Posted: 24 January 2019 | | No comments yet

New Guide emphasises plants over meat and plays down role of dairy in a healthy diet.

Canadians have been reacting to the latest edition of the nation’s Food Guide. Originally known when it was first introduced in 1942 as The Official Food Rules, it was devised to provide advice to Canadians on proper nutrition as they grappled with wartime rations. Having evolved over the decades to become the Food Guide, changes to the latest version include removing its Meat & Alternative and Dairy & Alternatives categories and merging them under ‘Protein’. Canadians are also encouraged to make water their drink of choice, to cook more often and to be “mindful of eating habits.”

Says the Honourable Ginette Petitpas Taylor, Canada’s Minister of Health, “Healthy eating is more than the foods you eat. It’s about your whole relationship with food.

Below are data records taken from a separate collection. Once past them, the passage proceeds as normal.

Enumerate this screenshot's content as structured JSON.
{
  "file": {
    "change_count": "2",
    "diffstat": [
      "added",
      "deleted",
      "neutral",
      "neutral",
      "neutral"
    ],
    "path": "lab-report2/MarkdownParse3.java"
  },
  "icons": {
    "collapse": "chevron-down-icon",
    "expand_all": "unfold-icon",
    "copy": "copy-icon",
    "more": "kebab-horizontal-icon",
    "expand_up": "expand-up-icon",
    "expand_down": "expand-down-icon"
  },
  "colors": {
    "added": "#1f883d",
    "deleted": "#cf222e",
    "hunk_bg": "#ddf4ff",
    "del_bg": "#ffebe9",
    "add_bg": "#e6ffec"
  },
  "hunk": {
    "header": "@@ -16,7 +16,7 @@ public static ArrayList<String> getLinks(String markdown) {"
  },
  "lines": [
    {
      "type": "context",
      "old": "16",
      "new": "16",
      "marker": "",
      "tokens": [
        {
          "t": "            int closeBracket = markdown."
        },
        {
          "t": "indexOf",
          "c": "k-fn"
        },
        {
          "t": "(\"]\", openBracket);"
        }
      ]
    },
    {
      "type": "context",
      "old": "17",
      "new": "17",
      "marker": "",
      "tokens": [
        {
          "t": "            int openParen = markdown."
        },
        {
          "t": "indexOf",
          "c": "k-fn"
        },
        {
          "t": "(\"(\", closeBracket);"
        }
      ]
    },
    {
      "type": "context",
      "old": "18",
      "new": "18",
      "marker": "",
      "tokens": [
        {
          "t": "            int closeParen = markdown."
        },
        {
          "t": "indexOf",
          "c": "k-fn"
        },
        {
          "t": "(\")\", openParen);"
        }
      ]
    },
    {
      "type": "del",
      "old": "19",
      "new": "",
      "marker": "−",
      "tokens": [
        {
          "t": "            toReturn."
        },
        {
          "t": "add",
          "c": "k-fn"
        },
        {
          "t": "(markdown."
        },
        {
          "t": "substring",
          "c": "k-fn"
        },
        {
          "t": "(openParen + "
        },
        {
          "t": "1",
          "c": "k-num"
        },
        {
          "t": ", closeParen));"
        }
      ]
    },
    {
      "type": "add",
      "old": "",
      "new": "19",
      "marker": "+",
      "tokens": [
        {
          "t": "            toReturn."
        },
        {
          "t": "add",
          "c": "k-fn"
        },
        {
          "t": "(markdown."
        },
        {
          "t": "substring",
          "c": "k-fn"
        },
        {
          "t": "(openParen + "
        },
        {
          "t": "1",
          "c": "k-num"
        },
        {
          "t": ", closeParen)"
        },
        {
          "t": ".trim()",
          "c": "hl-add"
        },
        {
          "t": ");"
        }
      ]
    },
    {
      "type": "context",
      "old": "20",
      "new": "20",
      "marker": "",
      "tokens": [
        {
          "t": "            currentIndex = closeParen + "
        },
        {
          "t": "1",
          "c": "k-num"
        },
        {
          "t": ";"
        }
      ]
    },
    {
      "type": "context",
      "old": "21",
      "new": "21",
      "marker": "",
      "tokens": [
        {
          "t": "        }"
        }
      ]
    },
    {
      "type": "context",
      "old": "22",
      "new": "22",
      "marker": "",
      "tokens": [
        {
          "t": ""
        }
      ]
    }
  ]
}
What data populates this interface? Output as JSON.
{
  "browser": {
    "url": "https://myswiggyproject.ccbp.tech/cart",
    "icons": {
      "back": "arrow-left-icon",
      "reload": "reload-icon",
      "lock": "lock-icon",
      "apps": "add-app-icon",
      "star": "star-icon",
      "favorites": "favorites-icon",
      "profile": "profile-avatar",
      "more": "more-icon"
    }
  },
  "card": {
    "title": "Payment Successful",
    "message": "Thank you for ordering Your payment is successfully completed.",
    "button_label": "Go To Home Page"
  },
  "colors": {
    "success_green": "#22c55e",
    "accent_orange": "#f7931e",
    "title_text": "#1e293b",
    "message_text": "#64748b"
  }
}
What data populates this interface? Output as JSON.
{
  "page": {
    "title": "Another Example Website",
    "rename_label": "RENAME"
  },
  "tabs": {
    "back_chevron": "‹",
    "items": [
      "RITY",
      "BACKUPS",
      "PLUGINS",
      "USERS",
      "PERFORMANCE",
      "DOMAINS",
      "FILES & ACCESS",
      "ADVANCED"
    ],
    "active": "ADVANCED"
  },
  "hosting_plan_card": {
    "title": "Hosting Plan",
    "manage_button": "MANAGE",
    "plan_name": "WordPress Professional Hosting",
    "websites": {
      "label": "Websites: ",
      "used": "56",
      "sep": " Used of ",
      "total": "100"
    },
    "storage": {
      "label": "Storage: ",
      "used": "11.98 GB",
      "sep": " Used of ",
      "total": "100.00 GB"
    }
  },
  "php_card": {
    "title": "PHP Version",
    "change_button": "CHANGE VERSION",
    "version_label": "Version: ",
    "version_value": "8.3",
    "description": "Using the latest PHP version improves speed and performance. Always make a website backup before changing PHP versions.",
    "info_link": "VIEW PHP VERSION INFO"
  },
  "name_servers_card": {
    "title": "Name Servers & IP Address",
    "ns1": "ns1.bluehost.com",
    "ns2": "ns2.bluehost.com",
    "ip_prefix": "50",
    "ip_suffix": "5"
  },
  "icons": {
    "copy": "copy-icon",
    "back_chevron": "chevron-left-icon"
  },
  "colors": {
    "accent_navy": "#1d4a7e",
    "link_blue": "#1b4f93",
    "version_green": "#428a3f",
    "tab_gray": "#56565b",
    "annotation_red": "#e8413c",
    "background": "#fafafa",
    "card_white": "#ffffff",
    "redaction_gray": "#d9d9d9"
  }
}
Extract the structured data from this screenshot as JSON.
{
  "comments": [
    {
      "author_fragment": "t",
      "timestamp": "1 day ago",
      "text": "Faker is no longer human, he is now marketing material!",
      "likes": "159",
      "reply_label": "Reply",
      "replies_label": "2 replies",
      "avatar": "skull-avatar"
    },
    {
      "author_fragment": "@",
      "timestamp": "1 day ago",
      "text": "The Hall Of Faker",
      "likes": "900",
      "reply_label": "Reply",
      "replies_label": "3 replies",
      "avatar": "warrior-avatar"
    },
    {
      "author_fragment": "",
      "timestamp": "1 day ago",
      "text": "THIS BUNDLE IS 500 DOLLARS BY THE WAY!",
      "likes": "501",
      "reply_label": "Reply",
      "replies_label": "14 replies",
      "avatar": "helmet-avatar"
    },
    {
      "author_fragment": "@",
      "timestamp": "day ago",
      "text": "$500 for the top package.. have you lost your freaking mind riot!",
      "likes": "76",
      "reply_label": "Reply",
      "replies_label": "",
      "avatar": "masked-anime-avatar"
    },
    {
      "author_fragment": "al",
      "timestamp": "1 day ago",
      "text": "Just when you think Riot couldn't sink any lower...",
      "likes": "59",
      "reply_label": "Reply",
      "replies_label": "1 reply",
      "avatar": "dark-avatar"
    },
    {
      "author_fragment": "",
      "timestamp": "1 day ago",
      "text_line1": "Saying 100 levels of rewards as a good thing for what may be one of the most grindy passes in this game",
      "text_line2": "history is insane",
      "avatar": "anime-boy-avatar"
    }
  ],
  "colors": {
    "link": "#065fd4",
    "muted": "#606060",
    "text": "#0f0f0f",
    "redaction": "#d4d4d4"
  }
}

The new Food Guide gets to the heart of this relationship and gives Canadians concrete advice that they can follow to make healthy eating part of their day.

With the new Food Guide recommending eating “plenty of vegetables and fruits, whole grain foods and protein foods” and advises Canadians to, “choose protein foods that come from plants more often,” it has – unsurprisingly – been less enthusiastically received by the nation’s meat producers.  “We would question whether it’s actually true that plant-based protein is better for you than an animal-based protein,” Tom Lynch-Staunton, Alberta Beef Producers‘ government, relations and policy advisor, told Edmonton AM, as reported on the CBC website. 

Meanwhile, Dairy Farmers of Canada, reacting to lack of emphasis on dairy with the Guide, have also expressed their concern, “…that the updated Food Guide does not reflect the most recent and mounting scientific evidence available. There is abundant research that demonstrates that milk products with various fat content can be a part of healthy diet.”